Fernández resaltó que el Ayuntamiento tiene «muy avanzado» el trabajo, lo que, en su opinión, «va a posibilitar una aprobación inicial en un plazo muy breve». Destacó la colaboración entre las dos administraciones en busca de una solución.
Por su parte, el alcalde mostró su satisfacción por la receptividad del consejero que «tiene entre sus prioridades impulsar los planeamientos, no sólo de Arnuero , sino de todos los municipios de Cantabria».
El consejero explicó que desde su departamento se quiere colaborar con los ayuntamientos en la elaboración de los planes urbanísticos desde el inicio, para hacerles saber cuáles son las líneas generales que desde su departamento se van a plantear «para que, al final del proceso, no se encuentren con la necesidad de hacer modificaciones que podrían ser subsanadas desde un primer momento», ha puntualizado Fernández.
Primer encuentro
Ayer tuvo lugar la primera reunión entre la nueva consejera de Presidencia y Justicia y el representante del poder judicial en la región, y la primera conclusión que se extrajo es que ambos hablan el mismo idioma. Tanto la consejera, Leticia Díaz, que destacó el buen entendimiento entre ambos, como el presidente del Tribunal Superior de Justicia de Cantabria (TSJC), César Tolosa, se declararon «máxima lealtad institucional, espíritu de colaboración y coordinación».

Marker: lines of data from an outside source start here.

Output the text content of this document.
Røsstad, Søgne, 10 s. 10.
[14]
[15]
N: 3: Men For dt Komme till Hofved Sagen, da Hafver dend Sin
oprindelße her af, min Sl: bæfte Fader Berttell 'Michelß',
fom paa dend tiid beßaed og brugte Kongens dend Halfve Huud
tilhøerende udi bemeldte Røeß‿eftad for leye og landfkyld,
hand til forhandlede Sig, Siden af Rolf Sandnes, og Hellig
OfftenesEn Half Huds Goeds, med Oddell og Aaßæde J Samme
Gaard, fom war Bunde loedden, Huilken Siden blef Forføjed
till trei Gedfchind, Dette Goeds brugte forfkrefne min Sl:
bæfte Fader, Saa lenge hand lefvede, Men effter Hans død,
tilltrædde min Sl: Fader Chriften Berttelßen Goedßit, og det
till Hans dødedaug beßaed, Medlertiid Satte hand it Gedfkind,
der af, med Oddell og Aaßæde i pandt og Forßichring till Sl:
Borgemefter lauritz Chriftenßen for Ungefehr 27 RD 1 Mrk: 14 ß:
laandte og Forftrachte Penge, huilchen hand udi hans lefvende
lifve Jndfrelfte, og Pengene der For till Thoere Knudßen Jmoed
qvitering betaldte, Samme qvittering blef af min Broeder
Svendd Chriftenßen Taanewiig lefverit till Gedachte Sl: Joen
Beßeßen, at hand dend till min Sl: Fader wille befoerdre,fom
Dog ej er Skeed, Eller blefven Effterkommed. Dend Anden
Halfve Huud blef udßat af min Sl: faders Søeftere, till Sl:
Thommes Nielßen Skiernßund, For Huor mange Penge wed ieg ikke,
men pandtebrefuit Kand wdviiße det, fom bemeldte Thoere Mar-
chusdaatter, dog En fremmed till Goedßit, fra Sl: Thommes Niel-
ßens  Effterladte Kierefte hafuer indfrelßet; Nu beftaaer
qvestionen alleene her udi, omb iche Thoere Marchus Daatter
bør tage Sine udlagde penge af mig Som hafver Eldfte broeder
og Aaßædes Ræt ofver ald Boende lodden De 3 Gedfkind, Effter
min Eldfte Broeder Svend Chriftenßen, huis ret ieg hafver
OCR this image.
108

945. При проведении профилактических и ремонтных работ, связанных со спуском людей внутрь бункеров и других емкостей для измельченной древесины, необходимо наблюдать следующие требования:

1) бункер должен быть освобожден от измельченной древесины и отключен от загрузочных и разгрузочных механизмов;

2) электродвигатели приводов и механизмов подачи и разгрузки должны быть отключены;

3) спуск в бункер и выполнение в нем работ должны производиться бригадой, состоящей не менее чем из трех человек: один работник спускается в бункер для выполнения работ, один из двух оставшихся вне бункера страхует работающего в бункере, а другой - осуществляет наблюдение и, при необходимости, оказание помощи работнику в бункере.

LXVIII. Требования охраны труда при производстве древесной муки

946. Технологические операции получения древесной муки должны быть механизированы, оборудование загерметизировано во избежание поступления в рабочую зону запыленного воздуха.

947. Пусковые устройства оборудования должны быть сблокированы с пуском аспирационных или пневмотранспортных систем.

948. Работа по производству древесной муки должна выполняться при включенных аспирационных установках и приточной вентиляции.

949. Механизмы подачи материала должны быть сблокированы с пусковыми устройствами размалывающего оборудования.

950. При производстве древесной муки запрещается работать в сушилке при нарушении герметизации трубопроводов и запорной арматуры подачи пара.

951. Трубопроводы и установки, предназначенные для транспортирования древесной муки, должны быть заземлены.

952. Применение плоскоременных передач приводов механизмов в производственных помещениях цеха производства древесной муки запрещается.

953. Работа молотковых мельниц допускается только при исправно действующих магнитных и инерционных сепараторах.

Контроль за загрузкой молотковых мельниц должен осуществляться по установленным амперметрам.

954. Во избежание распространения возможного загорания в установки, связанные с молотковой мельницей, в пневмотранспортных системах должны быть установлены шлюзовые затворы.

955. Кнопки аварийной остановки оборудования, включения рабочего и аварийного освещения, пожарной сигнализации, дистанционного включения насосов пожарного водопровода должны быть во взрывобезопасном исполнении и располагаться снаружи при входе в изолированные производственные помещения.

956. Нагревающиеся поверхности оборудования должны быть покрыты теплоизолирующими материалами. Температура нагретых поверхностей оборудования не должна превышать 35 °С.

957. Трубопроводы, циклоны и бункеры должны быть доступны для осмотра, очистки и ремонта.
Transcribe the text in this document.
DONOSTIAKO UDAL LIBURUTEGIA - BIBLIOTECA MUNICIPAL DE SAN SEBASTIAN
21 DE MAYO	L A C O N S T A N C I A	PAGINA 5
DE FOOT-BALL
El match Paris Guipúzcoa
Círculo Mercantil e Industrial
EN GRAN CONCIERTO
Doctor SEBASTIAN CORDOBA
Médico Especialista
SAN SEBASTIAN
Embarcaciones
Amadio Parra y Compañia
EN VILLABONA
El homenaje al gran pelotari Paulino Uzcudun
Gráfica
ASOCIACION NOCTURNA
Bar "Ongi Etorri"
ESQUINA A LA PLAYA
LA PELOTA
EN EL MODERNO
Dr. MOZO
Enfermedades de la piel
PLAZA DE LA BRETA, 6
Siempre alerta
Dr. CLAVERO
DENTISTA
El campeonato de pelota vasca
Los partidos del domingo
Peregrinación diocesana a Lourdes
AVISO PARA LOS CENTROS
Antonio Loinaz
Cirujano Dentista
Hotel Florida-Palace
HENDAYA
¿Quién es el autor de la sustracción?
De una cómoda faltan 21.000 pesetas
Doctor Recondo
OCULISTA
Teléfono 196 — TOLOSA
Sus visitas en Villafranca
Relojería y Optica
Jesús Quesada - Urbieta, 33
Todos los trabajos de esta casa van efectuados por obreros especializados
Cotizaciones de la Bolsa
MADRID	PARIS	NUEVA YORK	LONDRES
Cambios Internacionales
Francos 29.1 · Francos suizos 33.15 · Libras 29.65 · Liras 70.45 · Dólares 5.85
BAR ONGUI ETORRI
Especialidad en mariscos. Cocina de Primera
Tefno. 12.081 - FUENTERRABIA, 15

Y la cuestión de inconstitucionalidad que el TSJC ha planteado a la modificación de la Ley del Suelo, la que pretende que los afectados por sentencias de derribo sean indemnizados antes de las demoliciones (la conocida como 'ley de derribos'), no implica guerra alguna. Que los jueces tengan dudas sobre la constitucionalidad de esta decisión, es una muestra «de la independencia e imparcialidad» de la Justicia en la región, según la consejera: «Si tienen una duda razonable, la deben plantear ante el Tribunal Constitucional, no es obstáculo a la labor del Gobierno», aseguró.
El Gobierno, dice Díaz, entiende que la modificación de la ley «era adecuada a derecho», por lo que actuará en cumplimiento de esa norma. Por su parte, Tolosa indicó que no puede «existir un acuerdo permanente entre los criterios del Gobierno y los órganos judiciales». Y esto forma parte de la «normalidad del funcionamiento del sistema», que se basa en «el respeto a las decisiones que toman los tribunales».